Modeling Approach

Overview

Our approach is to model each tourist individually as an ``agent''. The approach is adapted from one used in traffic microsimulations. A synthetic population of tourists is created that reflect current (and/or projected) visitor demographics. These tourists are given goals and expectations that reflect existing literature, on-site studies, and, in some cases where sufficient data is not available, are based on experts' estimates. These expectations are individual, meaning that each agent could potentially be given different goals and expectations.

These agents are given ``plans'', and they are introduced into the simulation with no ``knowledge'' of the the environment. The agents execute their plans, receiving feedback from the environment as they move throughout the landscape. At the end of each run, the agents' actions are compared to their expectations. If the results of a particular plan do not meet their expectations, on subsequent runs the agents try different alternatives, learning both from their own direct experience, and, depending on the learning model used, from the experiences of other agents in the system.

After numerous runs, the goal is to have a system that, in the case of a status quo scenario, reflects observed patterns in the real world. In this case, this could, for example, be the observed distribution of hikers across the study site over time.

A ``plan'' can refer to an arbitrary period, such as a day or a complete vacation period.

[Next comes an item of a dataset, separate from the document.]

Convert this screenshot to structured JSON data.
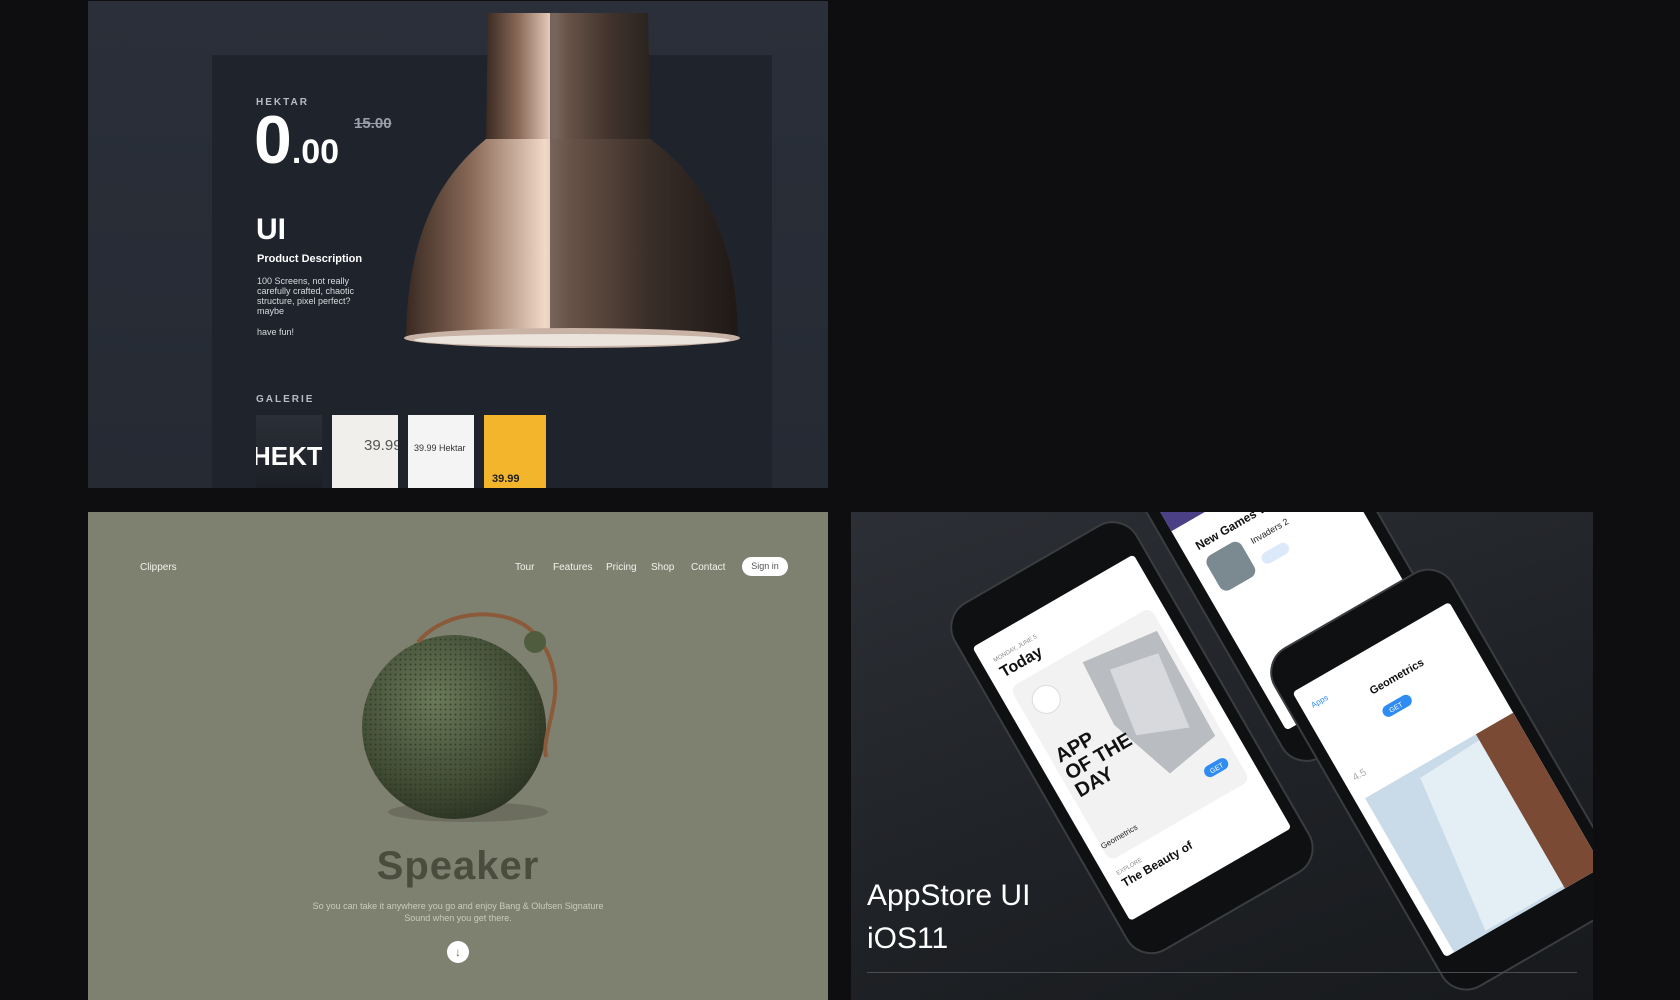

As a first approximation, a plan is a completely specified ``control program'' for the agent. It is, however, also possible to change parts of the plan during the run, or to have incomplete plans, which are completed as the system goes.

Modular Structure

Any mobility simulation system does not just consist of the mobility simulation itself (which controls the physical constraints of the agents in a virtual world; see Sec. 3), but also of modules that compute higher level strategies of the agents. In fact, it makes sense to consider the physical and the mental world completely separately (Fig. 2). The most important modules of the mental layer are:

• Route Generator. It is not enough to have agents walk around randomly; for realistic applications it is necessary to generate plausible routes. In terms of graph language, this means that agents need to compute the sequence of links that they are taking through the network. A typical way to obtain such paths is to use a Dijkstra best path algorithm. This algorithm values individual links based on generalized costs, such as different views or different temperature levels.

• Activity Generator. Being able to compute routes, as the route generator does, only makes sense if one knows the destinations for the agents. A new technique in transportation research is to generate a (say) day-long chain of activities for each agent, and each activity's specific location. For our hiking simulations, possible activities include: be-at-hotel, visit-a-restaurant, etc. In a hiking simulations, unlike typical travel simulations, the travel ($=$ the hike) connecting these activities will generally not be seen as a negative but as a positive part of achieving their goals and expectations. As a result, for our hiking simulation the route generator module needs to connect the activities in a way such that the connecting route reflects the expectations of the agent in terms of aesthetics, difficulty, as well as travel time.

• In the synthetic population generation module, the agents are generated. This includes demographic attributes to each agent, such as age, gender, income, etc. In the future, this should follow some demographic information about the tourist population in the area of interest; at this point, this is entirely random.

• View Module This module describes to the system what individual agents ``see'' as they move through the landscape. The agents field-of-view is analyzed, and events are sent to the system describing what the agent sees. This module is introduced in section 4.2,

• Agent Databases. The strategy modules so far are capable to generate plans, and the mobility simulation is able to store exactly one plan per agent and execute it. There should, however, also be a place where plans and in particular their performance is memorized, so that memory can be retrieved later.

  The agent database modules connect all of the modules in the system. For the project described in this paper, we envisage multiple agent databases arranged in a hierarchy (Fig. 3). More about how these modules find a good strategy and how they learn from previous simulation runs can be found in section 4.

• Viewers are built so that they directly plug into the live system. The simulation sends agents' positions to the viewer, which allows to look at the scenario from a bird's eye view and observe how the agents move. It is also possible to send that same data stream to a recorder which records it to file, while a player can read the file and send the data stream to the viewer exactly the same way it would come from the simulation directly. Finally, in order to deal with data conversion issues, it is also possible to pipe the data stream from the simulation through the recorder directly to the player and from there to the viewer.

  We have implemented two different viewers. One displays a 2D view, and is suited for situations where a lot of detailed information is needed, for example while debugging (Fig. 8). Also, a 3D viewer has been implemented (Fig. 12), as one of our overall project goals is to integrate decisions based on visual stimuli. The 3D viewer connects to the simulation using the same protocol as the 2D viewer. The user can move independently of the agents or can attach the camera viewpoint to a specific agent and see the landscape through the eyes of the agent. In order to reduce code duplication, the 3D viewer is essentially the same software as the view module described above.

Figure 2: Physical and strategic (mental) layers of the framework.

Figure 3: Software structure. Logical modules and the message flows that connect them. The cloud is a ``broadcast network'', which means that all messages sent to this network are distributed to all modules attached.